Some of the company's games featured "missing children" ads in their attract modes, an uncommon feature in arcade games. The bulletins were programmed onto a chip that could be switched in less than half an hour, which would allow for the notices to be regularly updated; however, arcades rarely changed out the chips because Sente sold complete cabinets rather than individual components like the chip.

==Games==
- Chicken Shift (1984)
- Euro Stocker (prototype)
- Gimme A Break (1985, a pool game unrelated to the sitcom of the same name)
- Goalie Ghost (1984)
- Grudge Match (prototype, released in Italy by Playtronic)

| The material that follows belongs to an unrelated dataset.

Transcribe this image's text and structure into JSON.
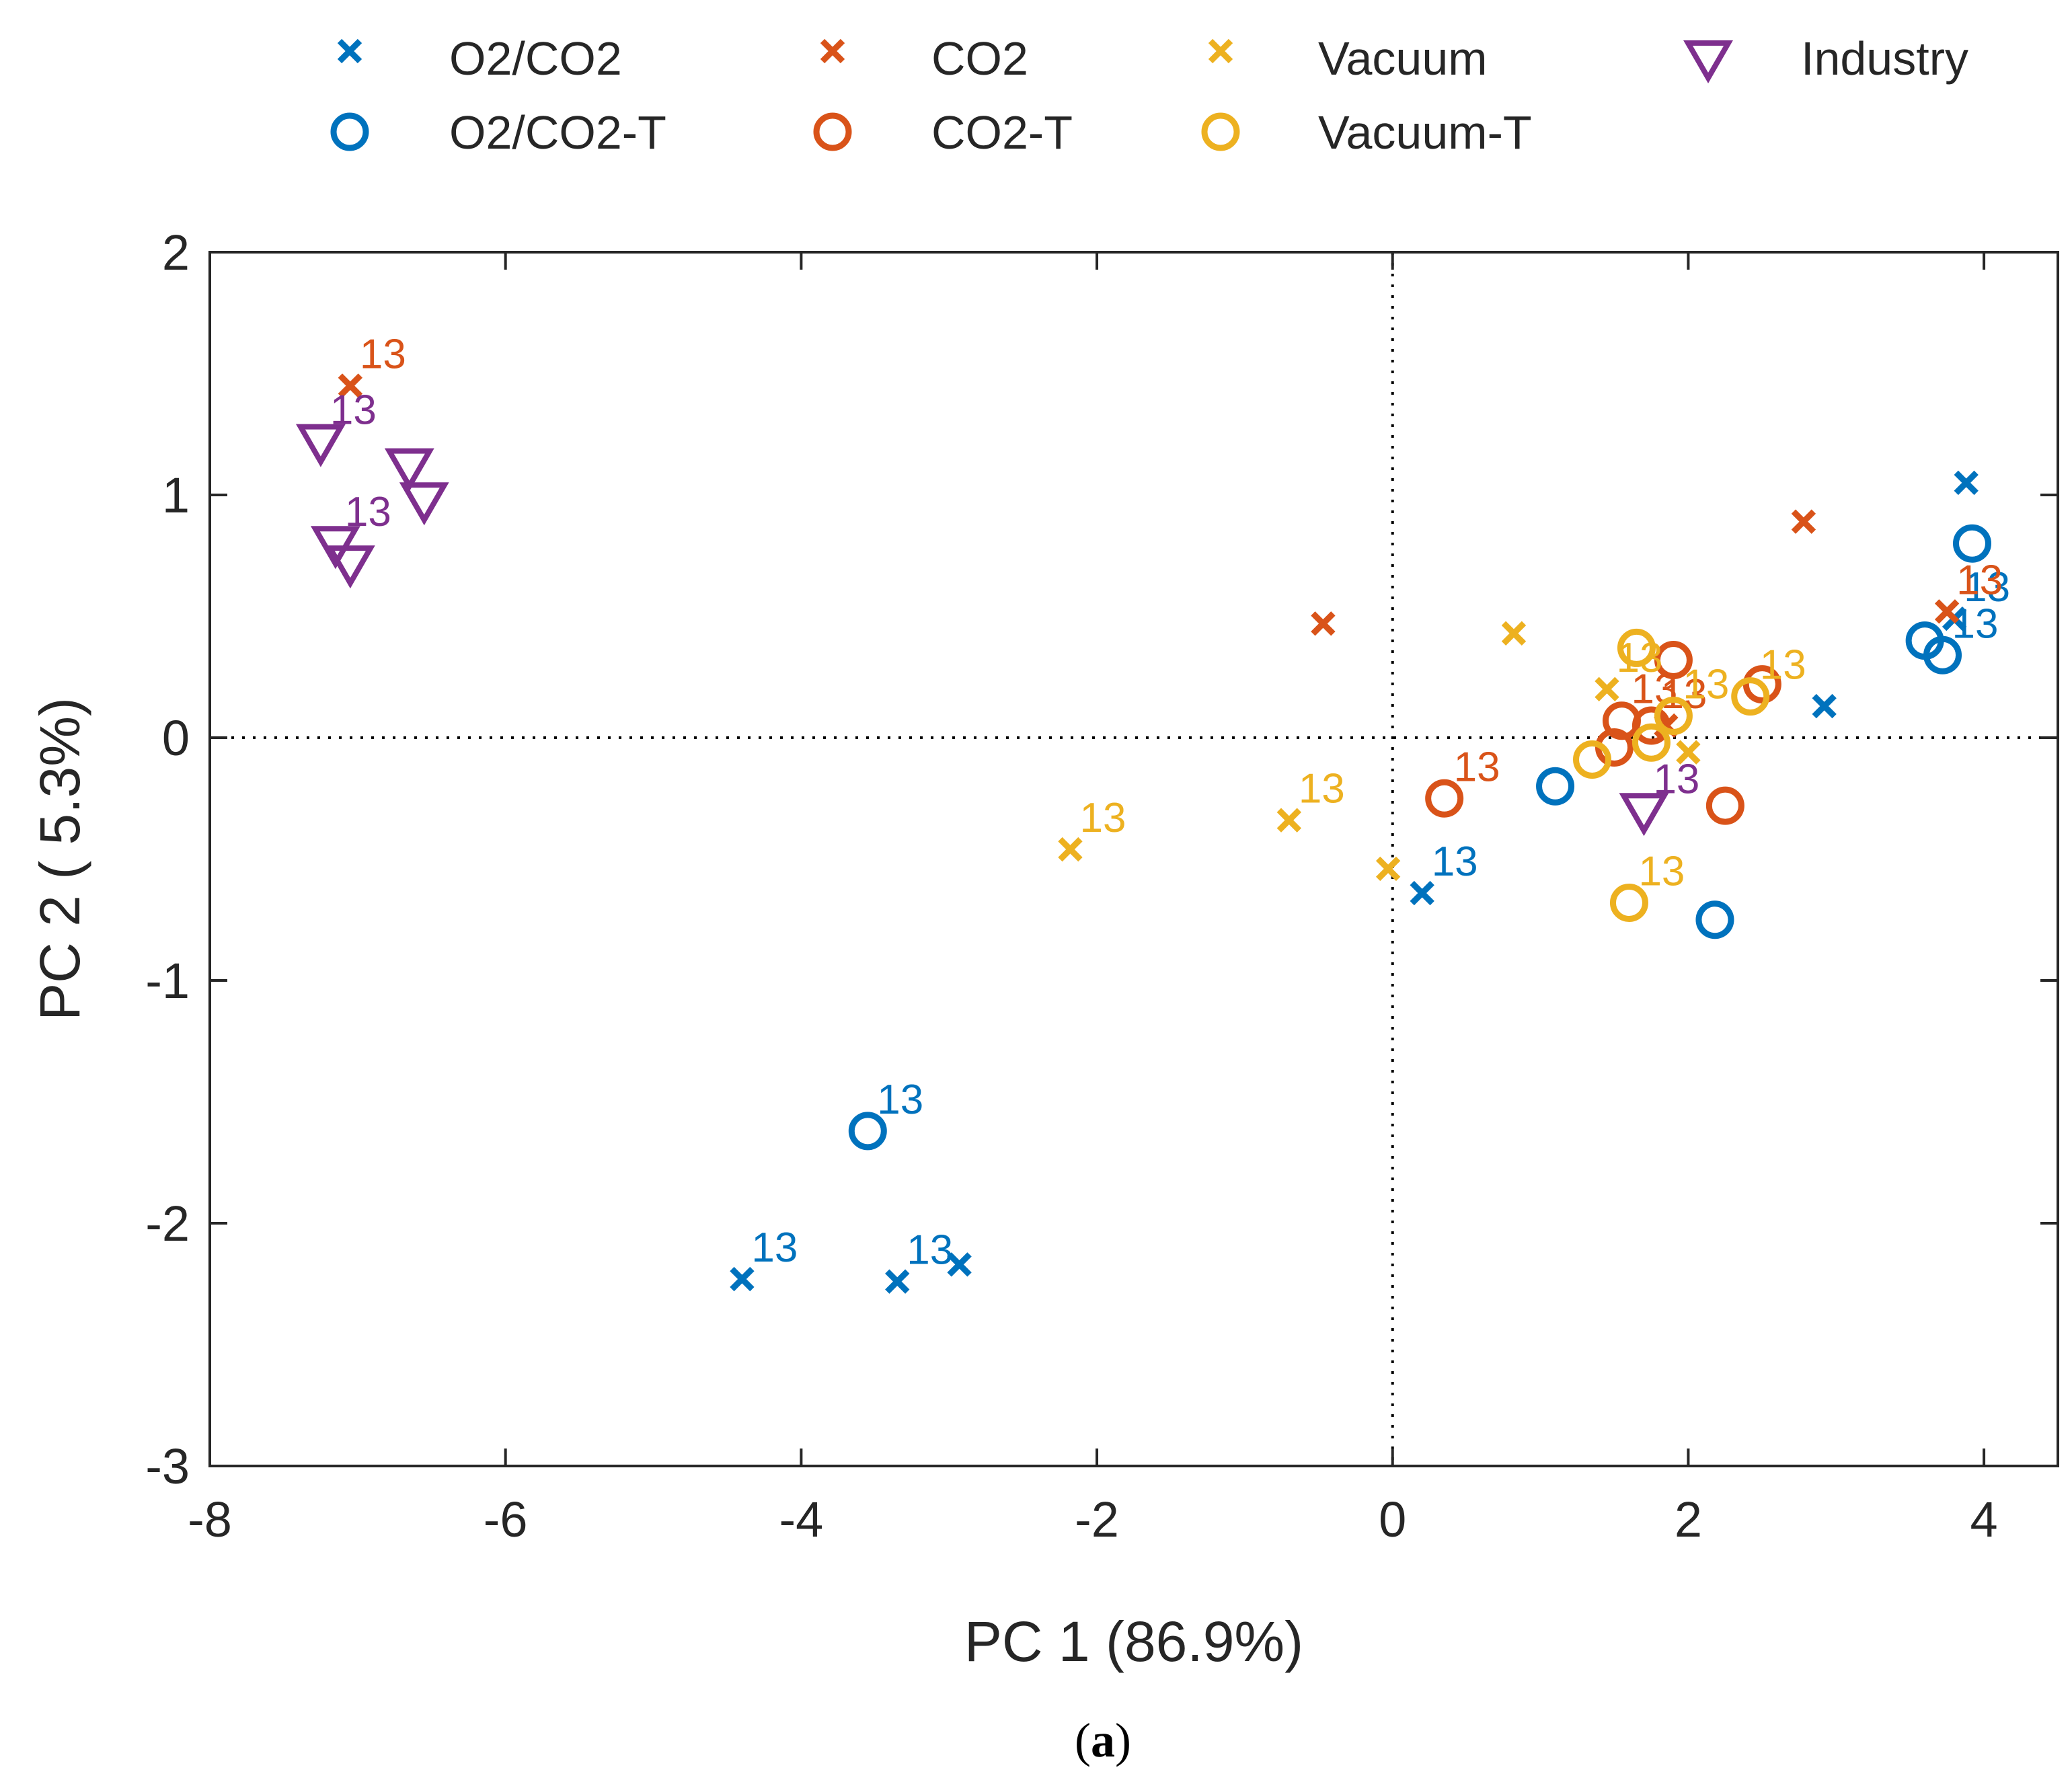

- Hat Trick (1987, a hockey game, ported to the Commodore 64 and MS-DOS by Capcom, then the Atari 7800 by ibid inc.
- Moonquake (Sente Super System prototype)
- Name that Tune (1986, based on the game show of the same name)
- Night Stocker (1986, a sequel to Stocker with a first-person perspective and a light gun to shoot at enemies)
- Off the Wall (1984, not related to the Atari 2600 game with the same title or the later arcade game with the same title)
- Rescue Raider (1987)
- Rollerbowl (1982, a skee-ball redemption game)
- Sente Mini Golf (1985)
- Shrike Avenger (SAC-II prototype)
- Snacks'n Jaxson (1984)
- Snake Pit (1984)
- Spiker (1986, a volleyball game)
- Stocker (1984, a top-down racing game, ported to MS-DOS and Commodore 64 by Capcom)
- Stompin (1986, a game where the player steps on nine floor pads to kill bugs on the screen)
- Street Football (1986)
- Team Hat Trick (prototype, 15 playtest cocktail cabinets produced)
- Toggle (prototype)
- Trick Shot (prototype)
- Trivial Pursuit: All Star Sports Edition (1984)
- Trivial Pursuit: Baby Boomer Edition (1984)
- Trivial Pursuit: Think Tank Genus Edition (1984)
- Trivial Pursuit: Genus II Edition (1984)
- Trivial Pursuit: Young Player's Edition (1984)
- Trivial Pursuit: Volumen I (1987, Spanish, licensed to Maibesa)
- Trivial Pursuit: Volumen II (1987, Spanish, licensed to Maibesa)
- Trivial Pursuit: Volumen III (1987, Spanish, licensed to Maibesa)
- Trivial Pursuit: Volumen IV (1988, Spanish, licensed to Maibesa, runs on different arcade hardware)
- Trivial Pursuit: Volumen V (1988, Spanish, licensed to Maibesa, runs on different arcade hardware)

==Legacy==
Another game on the SAC-I hardware, called Rescue Raider, was released in 1987. Although the game runs on the SAC-I hardware, it was released by Bally Midway, not Bally Sente. In 1989, Bally Midway released the sequel to Sente Mini Golf, called Mini Golf Deluxe. It was released as part of the collection Tri-Sports, which also included a bowling game called Power Strike and a pool game called Pool Shark.